João Galvão, December 2014

Segmentação de Vastos Volumes de Dados com o SNNagg

Maribel Yasmina Santos (superv.), Universidade do Minho, December 2014.
Keywords: density-based clustering, SNN, shared nearest neighbour
Abstract: Nowadays, and motivated by the recent advances in information technologies and in the massive use of electronic devices, the amount of generated data has increased at a very high rate. In order to be able to handle these large amounts of data, data mining algorithms are used. This work is focused in the use of clustering and, namely, in the SNN (Shared Nearest Neighbour) algorithm, a density-based clustering algorithm. Clustering algorithms usually present high runtimes due to the quadratic complexity. In this work, the SNN algorithm is used to analyse spatial data.

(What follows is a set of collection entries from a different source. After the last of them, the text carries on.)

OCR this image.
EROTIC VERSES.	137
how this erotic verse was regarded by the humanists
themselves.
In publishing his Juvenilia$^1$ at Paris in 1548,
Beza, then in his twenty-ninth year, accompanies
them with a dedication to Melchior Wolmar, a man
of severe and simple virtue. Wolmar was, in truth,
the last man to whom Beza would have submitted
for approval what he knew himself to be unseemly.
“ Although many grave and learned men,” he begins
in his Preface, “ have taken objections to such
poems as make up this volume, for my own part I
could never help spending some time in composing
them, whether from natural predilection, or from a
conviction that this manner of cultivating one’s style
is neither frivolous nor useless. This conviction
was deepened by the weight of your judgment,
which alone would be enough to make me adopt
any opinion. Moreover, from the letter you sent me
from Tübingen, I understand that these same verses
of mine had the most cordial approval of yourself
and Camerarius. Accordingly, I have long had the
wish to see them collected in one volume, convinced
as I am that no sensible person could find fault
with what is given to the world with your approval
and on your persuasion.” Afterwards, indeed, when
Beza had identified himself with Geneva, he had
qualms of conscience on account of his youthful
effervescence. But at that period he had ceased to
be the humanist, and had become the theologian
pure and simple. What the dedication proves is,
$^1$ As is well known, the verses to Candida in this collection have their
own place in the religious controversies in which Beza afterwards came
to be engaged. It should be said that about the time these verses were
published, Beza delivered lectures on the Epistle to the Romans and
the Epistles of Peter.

The main objective of this work is to propose and evaluate solutions capable of reducing the processing time of the algorithm taking into consideration that repeated objects can be excluded from the most demanding task in terms of processing time, which is the identification of the k-nearest neighbours of a point. This is a key point as the number of repeated objects that can be found in a spatial data set is usually high. Following the Design Science Research methodology, this work presents three different approaches that can reduce the processing time by excluding the repeated points of the process of identifying the nearest neighbours, task responsible for the quadratic complexity of the algorithm. The excluded points are added later to the identified clusters. For the three proposed approaches, the obtained results show that it is possible to reduce the processing time without compromising the quality of the identified clusters.